Jamyang Khyentse Wangpo
Jamyang Khyentse Wangpo (Tibetan: འཇམ་དབྱངས་མཁྱེན་བརྩེའི་དབང་པོ, 1820–1892), also known by his tertön title, Pema Ösel Dongak Lingpa, was a renowned teacher, scholar and tertön of 19th-century Tibet. He was a leading figure in the Rimé movement.
Having seen how the Gelug institutions pushed the other traditions into the corners of Tibet's cultural life, Jamyang Khyentse Wangpo and Jamgön Kongtrül Lodrö Thayé compiled together the teachings of the Sakya, Kagyu and Nyingma, including many near-extinct teachings, thus creating the Rimé movement. Without their collection and printing of rare works, the suppression of Buddhism by the Communists would have been much more final.
Jamyang Khyentse Wangpo was born in 1820 on the 5th day of the 6th month of the Iron Dragon year of the 14th Rabjung, in the region of Yaru Khyungchen Drak in the village of Taerlung in Derge, Kham. His father was Rinchen Namgyal, the secretary of the king of Derge belonging to the Nyö clan, and a descendant of Drikung Changchub Lingpa. His mother Sönam Tso was a daughter of Gerab Nyerchen Göntse of the Sogmotsang family, from a Mongol background.
At twelve, he was recognized by Thartse Khenchen Jampa Kunga Tendzin as the incarnation of Jampa Namkha Chimé, and was given the name Jamyang Khyentse Wangpo Kunga Tenpé Gyaltsen Palzangpo. At twenty-one, he received full ordination from Minling Khenchen Rigdzin Zangpo at Mindrolling Monastery. In all, he had more than one hundred and fifty teachers, who were masters from all four major Tibetan Buddhist schools from the regions of Ü and Tsang as well as Kham, including Minling Trichen Gyurme Sangye Kunga, Shechen Gyurme Thutob Namgyal, Sakyapa Dorje Rinchen and the khenpo brothers of Thartse, Ngorpa Thartsé Khenpo Jampa Kunga Tendzin (1776–1862) and Thartsé Pönlop Naljor Jampal Zangpo (b. 1789).
In time, his fame spread throughout Tibet and he became known by the name of Pema Ösel Dongak Lingpa, and renowned as a holder of the seven special transmissions (ka bab dün).

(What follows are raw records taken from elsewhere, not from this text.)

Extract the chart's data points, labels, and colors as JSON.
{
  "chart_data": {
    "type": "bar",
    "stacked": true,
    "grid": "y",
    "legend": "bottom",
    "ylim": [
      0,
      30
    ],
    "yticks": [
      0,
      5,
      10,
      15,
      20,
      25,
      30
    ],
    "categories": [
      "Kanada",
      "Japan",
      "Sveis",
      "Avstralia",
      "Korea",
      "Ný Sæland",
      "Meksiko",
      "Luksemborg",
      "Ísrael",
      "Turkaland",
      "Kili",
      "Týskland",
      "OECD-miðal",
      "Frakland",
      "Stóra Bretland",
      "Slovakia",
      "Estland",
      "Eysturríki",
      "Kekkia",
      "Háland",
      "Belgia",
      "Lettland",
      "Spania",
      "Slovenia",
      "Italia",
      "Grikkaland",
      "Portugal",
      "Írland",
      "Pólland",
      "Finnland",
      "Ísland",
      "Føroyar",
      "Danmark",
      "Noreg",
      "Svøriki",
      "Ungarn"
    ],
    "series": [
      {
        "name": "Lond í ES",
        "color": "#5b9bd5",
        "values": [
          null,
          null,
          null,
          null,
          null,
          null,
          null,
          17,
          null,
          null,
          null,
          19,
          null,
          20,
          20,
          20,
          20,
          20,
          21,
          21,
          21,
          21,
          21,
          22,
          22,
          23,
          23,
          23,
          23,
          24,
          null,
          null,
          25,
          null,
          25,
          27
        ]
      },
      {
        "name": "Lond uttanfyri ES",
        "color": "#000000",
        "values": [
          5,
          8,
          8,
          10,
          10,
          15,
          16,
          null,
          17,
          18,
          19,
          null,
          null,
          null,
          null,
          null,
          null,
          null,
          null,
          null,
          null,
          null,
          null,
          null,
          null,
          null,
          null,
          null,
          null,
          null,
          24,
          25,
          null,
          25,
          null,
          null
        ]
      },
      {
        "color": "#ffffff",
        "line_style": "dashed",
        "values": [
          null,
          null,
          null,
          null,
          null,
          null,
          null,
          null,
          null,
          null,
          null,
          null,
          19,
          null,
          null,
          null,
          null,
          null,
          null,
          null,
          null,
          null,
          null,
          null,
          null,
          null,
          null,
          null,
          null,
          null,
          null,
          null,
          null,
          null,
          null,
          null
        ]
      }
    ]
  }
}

His many disciples included Jamgön Kongtrul, Jamgon Ju Mipham Gyatso, Dodrupchen Jikmé Tenpé Nyima, Orgyen Chokgyur Lingpa, Tertön Sogyal, Ayu Khandro and many other masters of the Nyingma school; the Sakya Trizin Tashi Rinchen, the fourth Zimwock Rinpoche of Nalendra Monastery, many of the khenpos of Ngor and many other masters of the Sakya tradition; the fourteenth and fifteenth Karmapas, the tenth and eleventh Tai Situpas, Taklungma Rinpoche and other holders of the Kagyü teachings; Könchok Tenpa Rabgyé, the Nomihan of Drakyab, Lithang Khenchen Jampa Phuntsok, Horkhang Sar Gyalwa and other geshes of the Gelug tradition, and also followers of the Bon tradition.

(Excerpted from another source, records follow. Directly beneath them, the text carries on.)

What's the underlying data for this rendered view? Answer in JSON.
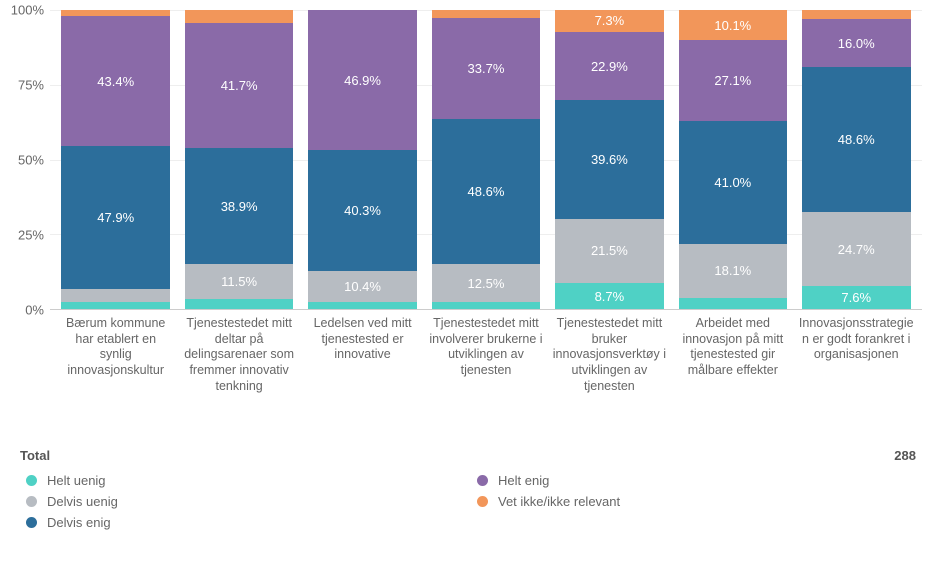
{
  "chart": {
    "type": "stacked-bar-100",
    "background_color": "#ffffff",
    "grid_color": "#eeeeee",
    "axis_color": "#cccccc",
    "text_color": "#666666",
    "font_family": "Arial",
    "label_fontsize": 13,
    "xlabel_fontsize": 12.5,
    "bar_width": 0.88,
    "value_label_fontsize": 13,
    "value_label_color": "#ffffff",
    "value_label_threshold_pct": 7,
    "ylim": [
      0,
      100
    ],
    "yticks": [
      0,
      25,
      50,
      75,
      100
    ],
    "ytick_labels": [
      "0%",
      "25%",
      "50%",
      "75%",
      "100%"
    ],
    "series": [
      {
        "key": "helt_uenig",
        "label": "Helt uenig",
        "color": "#4fd1c5"
      },
      {
        "key": "delvis_uenig",
        "label": "Delvis uenig",
        "color": "#b7bcc2"
      },
      {
        "key": "delvis_enig",
        "label": "Delvis enig",
        "color": "#2c6e9b"
      },
      {
        "key": "helt_enig",
        "label": "Helt enig",
        "color": "#8a6aa8"
      },
      {
        "key": "vet_ikke",
        "label": "Vet ikke/ikke relevant",
        "color": "#f2965a"
      }
    ],
    "categories": [
      "Bærum kommune har etablert en synlig innovasjonskultur",
      "Tjenestestedet mitt deltar på delingsarenaer som fremmer innovativ tenkning",
      "Ledelsen ved mitt tjenestested er innovative",
      "Tjenestestedet mitt involverer brukerne i utviklingen av tjenesten",
      "Tjenestestedet mitt bruker innovasjonsverktøy i utviklingen av tjenesten",
      "Arbeidet med innovasjon på mitt tjenestested gir målbare effekter",
      "Innovasjonsstrategien er godt forankret i organisasjonen"
    ],
    "data": [
      {
        "helt_uenig": 2.4,
        "delvis_uenig": 4.2,
        "delvis_enig": 47.9,
        "helt_enig": 43.4,
        "vet_ikke": 2.1
      },
      {
        "helt_uenig": 3.5,
        "delvis_uenig": 11.5,
        "delvis_enig": 38.9,
        "helt_enig": 41.7,
        "vet_ikke": 4.4
      },
      {
        "helt_uenig": 2.4,
        "delvis_uenig": 10.4,
        "delvis_enig": 40.3,
        "helt_enig": 46.9,
        "vet_ikke": 0.0
      },
      {
        "helt_uenig": 2.4,
        "delvis_uenig": 12.5,
        "delvis_enig": 48.6,
        "helt_enig": 33.7,
        "vet_ikke": 2.8
      },
      {
        "helt_uenig": 8.7,
        "delvis_uenig": 21.5,
        "delvis_enig": 39.6,
        "helt_enig": 22.9,
        "vet_ikke": 7.3
      },
      {
        "helt_uenig": 3.7,
        "delvis_uenig": 18.1,
        "delvis_enig": 41.0,
        "helt_enig": 27.1,
        "vet_ikke": 10.1
      },
      {
        "helt_uenig": 7.6,
        "delvis_uenig": 24.7,
        "delvis_enig": 48.6,
        "helt_enig": 16.0,
        "vet_ikke": 3.1
      }
    ]
  },
  "footer": {
    "total_label": "Total",
    "total_value": "288"
  },
  "legend_layout": {
    "left": [
      "helt_uenig",
      "delvis_uenig",
      "delvis_enig"
    ],
    "right": [
      "helt_enig",
      "vet_ikke"
    ]
  }
}
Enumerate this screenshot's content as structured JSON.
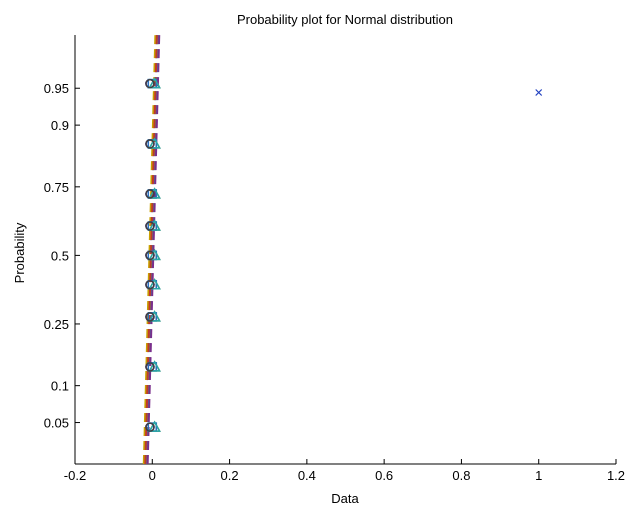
{
  "chart_data": {
    "type": "scatter",
    "title": "Probability plot for Normal distribution",
    "xlabel": "Data",
    "ylabel": "Probability",
    "xlim": [
      -0.2,
      1.2
    ],
    "xticks": [
      -0.2,
      0,
      0.2,
      0.4,
      0.6,
      0.8,
      1,
      1.2
    ],
    "xtick_labels": [
      "-0.2",
      "0",
      "0.2",
      "0.4",
      "0.6",
      "0.8",
      "1",
      "1.2"
    ],
    "ylim": [
      0.02,
      0.985
    ],
    "yscale": "normal-probability",
    "yticks": [
      0.05,
      0.1,
      0.25,
      0.5,
      0.75,
      0.9,
      0.95
    ],
    "ytick_labels": [
      "0.05",
      "0.1",
      "0.25",
      "0.5",
      "0.75",
      "0.9",
      "0.95"
    ],
    "grid": false,
    "probability_levels": [
      0.0455,
      0.1364,
      0.2727,
      0.3864,
      0.5,
      0.6136,
      0.7273,
      0.8636,
      0.9545
    ],
    "clustered_points": {
      "x_offsets": [
        -0.006,
        0.0,
        0.006
      ],
      "colors": [
        "#1f1fbf",
        "#1fa0a0",
        "#556b2f",
        "#7a2f8c",
        "#2b6fbf",
        "#2aa8a8",
        "#404040"
      ]
    },
    "series": [
      {
        "x": [
          1.0
        ],
        "y": [
          0.9455
        ],
        "marker": "x",
        "color": "#1f3fbf"
      }
    ],
    "reference_lines": [
      {
        "color": "#1f1fbf",
        "x_at_ylim": [
          -0.02,
          0.012
        ]
      },
      {
        "color": "#1fa0a0",
        "x_at_ylim": [
          -0.015,
          0.015
        ]
      },
      {
        "color": "#7a2f8c",
        "x_at_ylim": [
          -0.012,
          0.018
        ]
      },
      {
        "color": "#c8a000",
        "x_at_ylim": [
          -0.022,
          0.008
        ]
      },
      {
        "color": "#c0392b",
        "x_at_ylim": [
          -0.018,
          0.012
        ]
      }
    ]
  }
}
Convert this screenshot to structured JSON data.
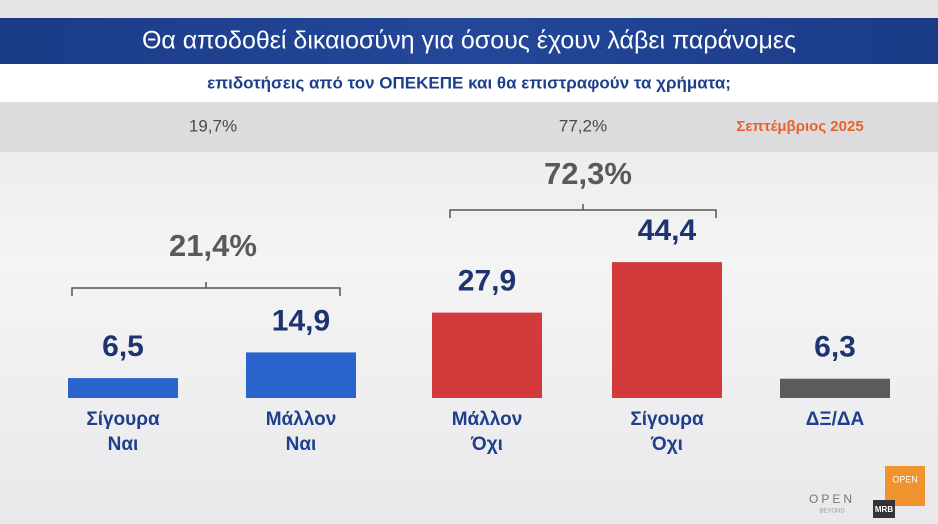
{
  "chart_data": {
    "type": "bar",
    "title": "Θα αποδοθεί δικαιοσύνη για όσους έχουν λάβει παράνομες",
    "subtitle": "επιδοτήσεις από τον ΟΠΕΚΕΠΕ και θα επιστραφούν τα χρήματα;",
    "date": "Σεπτέμβριος 2025",
    "categories": [
      "Σίγουρα Ναι",
      "Μάλλον Ναι",
      "Μάλλον Όχι",
      "Σίγουρα Όχι",
      "ΔΞ/ΔΑ"
    ],
    "values": [
      6.5,
      14.9,
      27.9,
      44.4,
      6.3
    ],
    "value_labels": [
      "6,5",
      "14,9",
      "27,9",
      "44,4",
      "6,3"
    ],
    "colors": [
      "#2a63cc",
      "#2a63cc",
      "#d23a3b",
      "#d23a3b",
      "#5b5b5b"
    ],
    "groups": [
      "21,4%",
      "72,3%"
    ],
    "previous": [
      "19,7%",
      "77,2%"
    ],
    "logos": [
      "OPEN",
      "OPEN",
      "BEYOND",
      "MRB"
    ]
  }
}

Several tulkus of Jamyang Khyentse Wangpo, including those of body (sku), speech (gsung), mind (thugs), qualities (yon tan) and activity (Wylie: 'phrin las), were recognized in Tibet. Of these, the body incarnation was Dzongsar Khyentse Jamyang Chökyi Wangpo, who was enthroned at Jamyang Khyentse Wangpo's main seat at Dzongsar Monastery but died in an accident c. 1909. The activity incarnation Dzongsar Khyentse Chökyi Lodrö, who was originally enthroned at Katok Monastery succeeded him. The speech incarnation was the Second Beru Khyentse and the mind incarnation Dilgo Khyentse. Since the early 1960s, Dilgo Khyentse, single-handedly upholding the unique tradition of Khyentse incarnations, propagated Buddhism tirelessly in India, Bhutan, Nepal, Tibet, and the West.

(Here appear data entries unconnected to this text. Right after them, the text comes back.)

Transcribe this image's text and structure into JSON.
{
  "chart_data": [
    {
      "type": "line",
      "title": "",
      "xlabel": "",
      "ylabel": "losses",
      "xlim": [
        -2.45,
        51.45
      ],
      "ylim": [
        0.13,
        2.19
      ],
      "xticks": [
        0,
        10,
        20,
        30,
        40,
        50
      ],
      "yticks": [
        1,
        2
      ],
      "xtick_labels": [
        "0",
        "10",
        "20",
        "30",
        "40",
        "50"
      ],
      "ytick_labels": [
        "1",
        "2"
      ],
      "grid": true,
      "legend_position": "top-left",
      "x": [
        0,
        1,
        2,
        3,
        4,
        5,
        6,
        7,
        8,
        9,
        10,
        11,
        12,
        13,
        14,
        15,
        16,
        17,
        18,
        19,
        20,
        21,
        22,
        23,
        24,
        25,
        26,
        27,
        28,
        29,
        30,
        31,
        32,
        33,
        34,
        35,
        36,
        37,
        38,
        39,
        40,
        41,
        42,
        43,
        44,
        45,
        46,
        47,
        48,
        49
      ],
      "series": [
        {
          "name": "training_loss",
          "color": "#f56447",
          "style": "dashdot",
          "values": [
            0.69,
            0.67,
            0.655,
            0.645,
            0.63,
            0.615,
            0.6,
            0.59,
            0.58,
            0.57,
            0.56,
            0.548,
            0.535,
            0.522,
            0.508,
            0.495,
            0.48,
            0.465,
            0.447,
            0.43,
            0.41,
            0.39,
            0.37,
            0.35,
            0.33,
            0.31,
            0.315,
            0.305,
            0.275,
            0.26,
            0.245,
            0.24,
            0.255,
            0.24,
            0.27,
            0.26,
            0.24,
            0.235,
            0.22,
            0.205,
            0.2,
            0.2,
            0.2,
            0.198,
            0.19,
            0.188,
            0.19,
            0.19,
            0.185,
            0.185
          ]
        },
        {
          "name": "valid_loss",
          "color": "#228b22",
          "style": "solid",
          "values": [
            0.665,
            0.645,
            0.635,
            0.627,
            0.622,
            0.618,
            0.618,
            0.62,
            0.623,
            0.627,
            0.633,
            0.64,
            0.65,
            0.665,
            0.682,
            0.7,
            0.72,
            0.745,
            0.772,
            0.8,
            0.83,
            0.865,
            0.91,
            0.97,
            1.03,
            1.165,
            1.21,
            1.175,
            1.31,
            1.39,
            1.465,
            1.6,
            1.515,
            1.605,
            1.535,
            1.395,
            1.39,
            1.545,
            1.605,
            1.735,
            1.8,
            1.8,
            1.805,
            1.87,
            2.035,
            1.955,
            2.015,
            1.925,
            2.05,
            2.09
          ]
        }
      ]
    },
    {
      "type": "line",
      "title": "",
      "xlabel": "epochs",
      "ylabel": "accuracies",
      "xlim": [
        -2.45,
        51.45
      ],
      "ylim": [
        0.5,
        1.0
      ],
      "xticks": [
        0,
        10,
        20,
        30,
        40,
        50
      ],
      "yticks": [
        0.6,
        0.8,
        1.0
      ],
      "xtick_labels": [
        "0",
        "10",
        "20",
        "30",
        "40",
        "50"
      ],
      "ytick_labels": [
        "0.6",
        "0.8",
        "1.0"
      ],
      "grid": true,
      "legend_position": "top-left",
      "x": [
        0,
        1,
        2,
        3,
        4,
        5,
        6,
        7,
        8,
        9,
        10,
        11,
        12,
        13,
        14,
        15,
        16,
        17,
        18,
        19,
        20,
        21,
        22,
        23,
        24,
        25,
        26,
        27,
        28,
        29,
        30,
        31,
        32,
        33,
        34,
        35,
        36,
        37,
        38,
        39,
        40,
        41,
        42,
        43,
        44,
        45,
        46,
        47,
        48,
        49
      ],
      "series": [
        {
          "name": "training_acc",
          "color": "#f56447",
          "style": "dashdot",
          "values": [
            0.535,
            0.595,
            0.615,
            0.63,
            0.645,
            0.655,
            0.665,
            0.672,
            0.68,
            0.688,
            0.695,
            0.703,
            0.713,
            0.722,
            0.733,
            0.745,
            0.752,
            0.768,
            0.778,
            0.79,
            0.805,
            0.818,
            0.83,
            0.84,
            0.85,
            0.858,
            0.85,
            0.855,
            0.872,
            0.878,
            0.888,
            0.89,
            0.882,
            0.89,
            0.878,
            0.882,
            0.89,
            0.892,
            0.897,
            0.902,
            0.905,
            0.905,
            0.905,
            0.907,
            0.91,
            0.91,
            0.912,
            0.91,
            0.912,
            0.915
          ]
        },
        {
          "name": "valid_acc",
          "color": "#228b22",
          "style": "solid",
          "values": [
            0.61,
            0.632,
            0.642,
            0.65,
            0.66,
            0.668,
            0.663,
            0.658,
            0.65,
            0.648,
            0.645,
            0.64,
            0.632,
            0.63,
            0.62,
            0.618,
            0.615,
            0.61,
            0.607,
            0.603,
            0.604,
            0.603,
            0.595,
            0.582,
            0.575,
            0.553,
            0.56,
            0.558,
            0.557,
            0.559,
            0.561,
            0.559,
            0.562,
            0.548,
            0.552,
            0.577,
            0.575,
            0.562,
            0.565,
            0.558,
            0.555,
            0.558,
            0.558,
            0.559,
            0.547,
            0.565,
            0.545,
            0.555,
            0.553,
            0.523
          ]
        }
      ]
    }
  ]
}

Alternate names by which Jamyang Khyentse Wangpo was known include: Dorje Zijitsal; Jigme Khyentse Nyugu; Khyentse Wangpo; Kunga Tenpai Gyeltsen Pelzangpo; Osel Dorje Tukchoktsal; Osel Tulpai Dorje; Pema Osel Do-ngag Linpa; Tsangse Gyepai Loden; Tsokye Lama Gyepaibang; Tsuglamawai Nyima Tsokye Shonnui Langtso.